だから意味ないんだ、他にはない!? と話を促す大里になんて答えるか悩んでいると、ボソッと柊迫が心底めんどくさそうに呟いた。
「もうさ、ほなさんが粋さん押し倒しちゃえばいいんじゃない? あの人、基本ほなさんに何されても喜ぶじゃん」
「えっ! オレが粋くんを……!?」
目をぱちぱちさせる大里にうんそう、と柊迫が頷く。まぁ、確かに。抵抗はされないだろう。だがやんわりと何かしら理由をつけて躱され言い包められそうではある。が、それを素直に云うとまた振り出しに戻るだろうから柊迫の案に乗ることにした。
「いいんじゃないか、それで」
「そっかぁ……、うん、ならオレ頑張ってみるよ! ……それでさ、参考までに聞きたいんだけど、秀くんは最後までいったの?」
「……、……まぁ、一応は」
正直、答えたくはなかったがここで濁してもはっきりさせるまで訊いてくるだろう。そうなれば何時まで経っても帰れないと思い渋々答えた。え、嘘、と驚いた様に呟いたのは柊迫で、反対に大里は目を輝かせ、ずいっとこちらに身を乗り出してやっぱり!? と声を上げた。じゃあさ、と続けられる言葉も予想できる。……だから答えたくなかったのだ。
「云っておくが、あいつから誘ってきたんだ。アドバイスは出来ない」
「うん、だよね。秀くんから誘うなんてイメージないもん」
解ってるから大丈夫、と残念そうにしつつも大里はスマホで色々調べてみる! と答え、すぐに切り替えた。頑張ってね、と気のない返事をする柊迫の言葉を耳にしつつ、ふと気になったこと尋ねた。
「柊迫、春宮に壁ドンされた事があるのか?」
「……何でそう思うわけ?」
え? と驚く大里と同時に、柊迫はじろりとこちらを見遣った。俺が壁ドンの話を出した時、何か考え込んでいそうな顔をしていたのが気にはなったのだが、どうやら心当たりがあるらしい。はぁ、と溜め息を吐きつつ別に、と柊迫は口を開いた。

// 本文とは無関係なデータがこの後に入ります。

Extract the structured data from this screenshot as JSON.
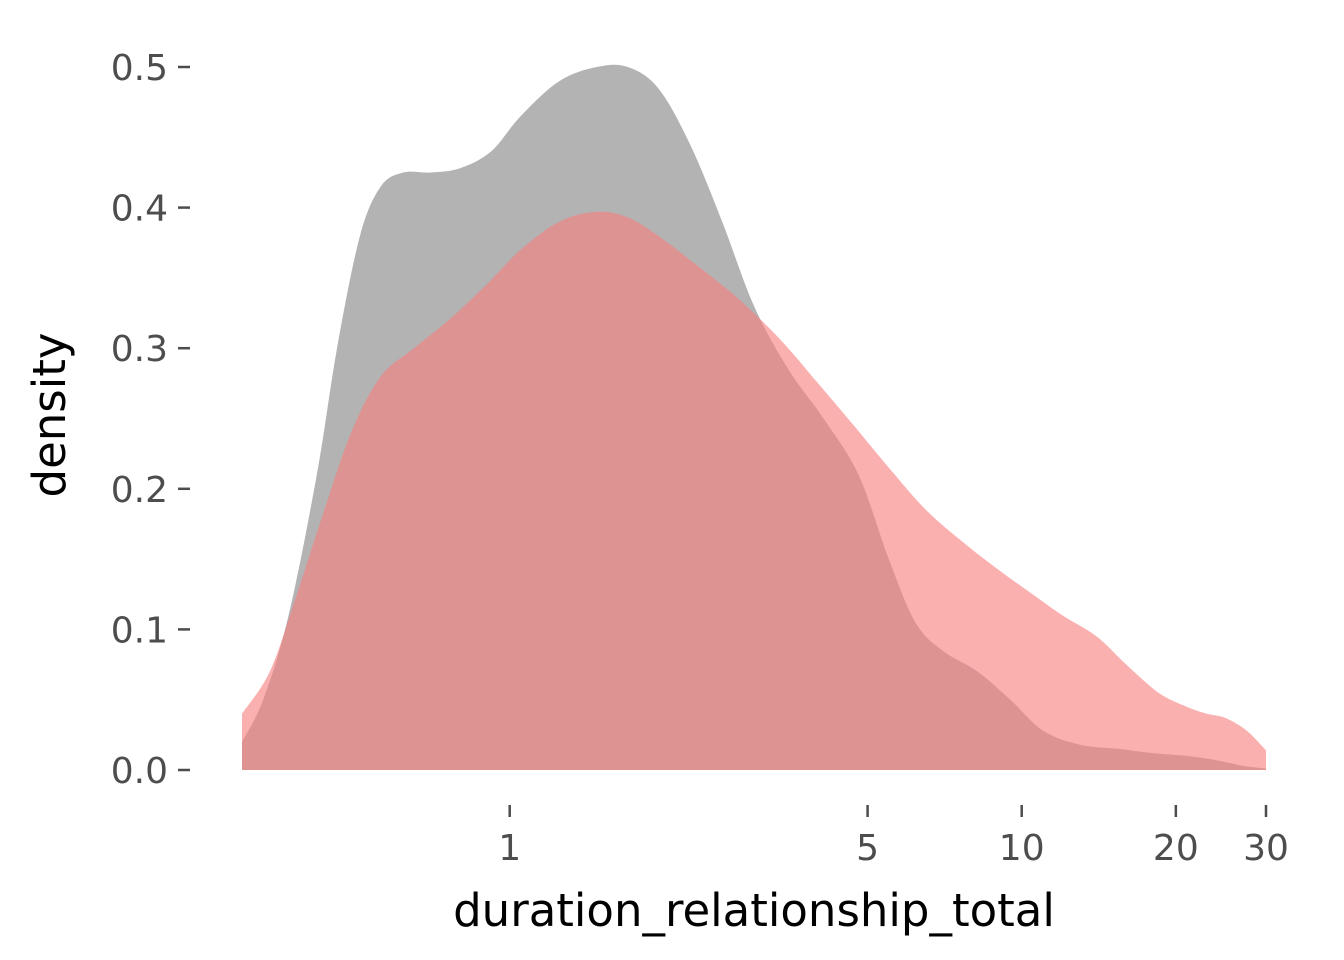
{
  "chart_data": {
    "type": "area",
    "title": "",
    "xlabel": "duration_relationship_total",
    "ylabel": "density",
    "x_scale": "log",
    "xlim": [
      0.3,
      30
    ],
    "ylim": [
      0,
      0.52
    ],
    "x_ticks": [
      {
        "value": 1,
        "label": "1"
      },
      {
        "value": 5,
        "label": "5"
      },
      {
        "value": 10,
        "label": "10"
      },
      {
        "value": 20,
        "label": "20"
      },
      {
        "value": 30,
        "label": "30"
      }
    ],
    "y_ticks": [
      {
        "value": 0.0,
        "label": "0.0"
      },
      {
        "value": 0.1,
        "label": "0.1"
      },
      {
        "value": 0.2,
        "label": "0.2"
      },
      {
        "value": 0.3,
        "label": "0.3"
      },
      {
        "value": 0.4,
        "label": "0.4"
      },
      {
        "value": 0.5,
        "label": "0.5"
      }
    ],
    "grid": false,
    "legend": "none",
    "series": [
      {
        "color": "#999999",
        "opacity": 0.75,
        "points": [
          [
            0.3,
            0.02
          ],
          [
            0.33,
            0.05
          ],
          [
            0.37,
            0.11
          ],
          [
            0.42,
            0.21
          ],
          [
            0.46,
            0.3
          ],
          [
            0.51,
            0.38
          ],
          [
            0.56,
            0.415
          ],
          [
            0.62,
            0.425
          ],
          [
            0.7,
            0.425
          ],
          [
            0.8,
            0.428
          ],
          [
            0.92,
            0.44
          ],
          [
            1.05,
            0.465
          ],
          [
            1.25,
            0.49
          ],
          [
            1.48,
            0.5
          ],
          [
            1.7,
            0.5
          ],
          [
            1.95,
            0.485
          ],
          [
            2.25,
            0.445
          ],
          [
            2.6,
            0.39
          ],
          [
            3.0,
            0.33
          ],
          [
            3.5,
            0.285
          ],
          [
            4.1,
            0.25
          ],
          [
            4.8,
            0.21
          ],
          [
            5.5,
            0.15
          ],
          [
            6.2,
            0.105
          ],
          [
            7.0,
            0.085
          ],
          [
            8.2,
            0.07
          ],
          [
            9.5,
            0.05
          ],
          [
            11.0,
            0.028
          ],
          [
            13.0,
            0.018
          ],
          [
            15.5,
            0.015
          ],
          [
            18.0,
            0.012
          ],
          [
            21.0,
            0.01
          ],
          [
            24.0,
            0.007
          ],
          [
            27.0,
            0.003
          ],
          [
            30.0,
            0.001
          ]
        ]
      },
      {
        "color": "#f98080",
        "opacity": 0.62,
        "points": [
          [
            0.3,
            0.04
          ],
          [
            0.34,
            0.07
          ],
          [
            0.38,
            0.12
          ],
          [
            0.43,
            0.18
          ],
          [
            0.49,
            0.24
          ],
          [
            0.56,
            0.28
          ],
          [
            0.65,
            0.3
          ],
          [
            0.76,
            0.32
          ],
          [
            0.9,
            0.345
          ],
          [
            1.05,
            0.37
          ],
          [
            1.25,
            0.39
          ],
          [
            1.48,
            0.397
          ],
          [
            1.7,
            0.393
          ],
          [
            1.95,
            0.38
          ],
          [
            2.3,
            0.36
          ],
          [
            2.8,
            0.335
          ],
          [
            3.4,
            0.305
          ],
          [
            4.0,
            0.275
          ],
          [
            4.7,
            0.245
          ],
          [
            5.5,
            0.215
          ],
          [
            6.5,
            0.185
          ],
          [
            7.8,
            0.16
          ],
          [
            9.2,
            0.14
          ],
          [
            10.5,
            0.125
          ],
          [
            12.0,
            0.11
          ],
          [
            14.0,
            0.095
          ],
          [
            16.0,
            0.075
          ],
          [
            18.5,
            0.055
          ],
          [
            21.0,
            0.045
          ],
          [
            23.0,
            0.04
          ],
          [
            25.0,
            0.037
          ],
          [
            27.5,
            0.028
          ],
          [
            30.0,
            0.014
          ]
        ]
      }
    ]
  }
}
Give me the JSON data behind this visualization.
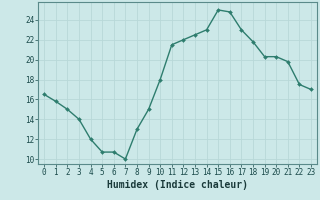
{
  "x": [
    0,
    1,
    2,
    3,
    4,
    5,
    6,
    7,
    8,
    9,
    10,
    11,
    12,
    13,
    14,
    15,
    16,
    17,
    18,
    19,
    20,
    21,
    22,
    23
  ],
  "y": [
    16.5,
    15.8,
    15.0,
    14.0,
    12.0,
    10.7,
    10.7,
    10.0,
    13.0,
    15.0,
    18.0,
    21.5,
    22.0,
    22.5,
    23.0,
    25.0,
    24.8,
    23.0,
    21.8,
    20.3,
    20.3,
    19.8,
    17.5,
    17.0
  ],
  "line_color": "#2e7d6e",
  "marker_color": "#2e7d6e",
  "bg_color": "#cce8e8",
  "grid_color": "#b8d8d8",
  "xlabel": "Humidex (Indice chaleur)",
  "xlabel_fontsize": 7,
  "xlim": [
    -0.5,
    23.5
  ],
  "ylim": [
    9.5,
    25.8
  ],
  "yticks": [
    10,
    12,
    14,
    16,
    18,
    20,
    22,
    24
  ],
  "xticks": [
    0,
    1,
    2,
    3,
    4,
    5,
    6,
    7,
    8,
    9,
    10,
    11,
    12,
    13,
    14,
    15,
    16,
    17,
    18,
    19,
    20,
    21,
    22,
    23
  ],
  "tick_fontsize": 5.5
}
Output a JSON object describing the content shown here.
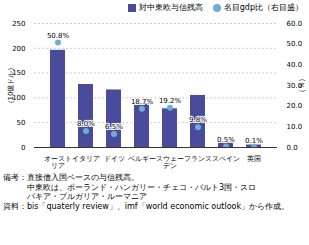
{
  "chart_data": {
    "type": "bar",
    "categories": [
      "オースト\nリア",
      "イタリア",
      "ドイツ",
      "ベルギー",
      "スウェー\nデン",
      "フランス",
      "スペイン",
      "英国"
    ],
    "series": [
      {
        "name": "対中東欧与信残高",
        "type": "bar",
        "color": "#4b4b9b",
        "values": [
          196,
          127,
          116,
          88,
          78,
          105,
          10,
          5
        ]
      },
      {
        "name": "名目gdp比（右目盛）",
        "type": "scatter",
        "marker": "circle",
        "color": "#6ab0d4",
        "axis": "y2",
        "data_labels": true,
        "values": [
          50.8,
          8.0,
          6.5,
          18.7,
          19.2,
          9.8,
          0.5,
          0.1
        ],
        "value_labels": [
          "50.8%",
          "8.0%",
          "6.5%",
          "18.7%",
          "19.2%",
          "9.8%",
          "0.5%",
          "0.1%"
        ]
      }
    ],
    "ylim": [
      0,
      250
    ],
    "yticks": [
      0,
      50,
      100,
      150,
      200,
      250
    ],
    "y2lim": [
      0,
      60
    ],
    "y2ticks": [
      {
        "value": 0,
        "label": "0.0"
      },
      {
        "value": 10,
        "label": "10.0"
      },
      {
        "value": 20,
        "label": "20.0"
      },
      {
        "value": 30,
        "label": "30.0"
      },
      {
        "value": 40,
        "label": "40.0"
      },
      {
        "value": 50,
        "label": "50.0"
      },
      {
        "value": 60,
        "label": "60.0"
      }
    ],
    "ylabel": "（10億ドル）",
    "y2label": "（％）",
    "grid": true,
    "legend": "upper right",
    "notes": [
      "備考：直接借入国ベースの与信残高。",
      "　　　中東欧は、ポーランド・ハンガリー・チェコ・バルト3国・スロ",
      "　　　バキア・ブルガリア・ルーマニア"
    ],
    "source": "資料：bis「quaterly review」、imf「world economic outlook」から作成。"
  }
}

「壁ドンってあれでしょ、壁際に追い詰めて手を突くやつ。前に似た感じで臣さんにカツアゲされかけたのを思い出しただけ」
「えぇっ、それ絶対カツアゲじゃないよ、普通の壁ドンだって!」
「カツアゲだってば。なんで臣さんがおれに壁ドンするの。理由がないじゃん」
普通の壁ドンとはなんだと思ったが、大里の云う通りだろう。理由がないと思っているのは柊迫だけだ。
「……で、なんて答えたんだ?」
「え? 嗚呼……その日は財布持ってくるの忘れてたから今日はお金持ってないって云ったけど?」
「それ、臣くん落ち込んだんじゃない?」
「落ち込んだかは知らないけど、溜め息は吐かれたかも。そんなに買いたいものがあったのかな」
ここまでくると流石に春宮に同情が湧いた。大里も同じ様で、臣くん可哀想! と呟いている。可哀想なのはおれじゃない? カツアゲされかけたんだけど? と柊迫は反論しているが、間違いなく、可哀想なのは春宮の方だろう。……今度差し入れとしてお菓子でも作って渡そうか。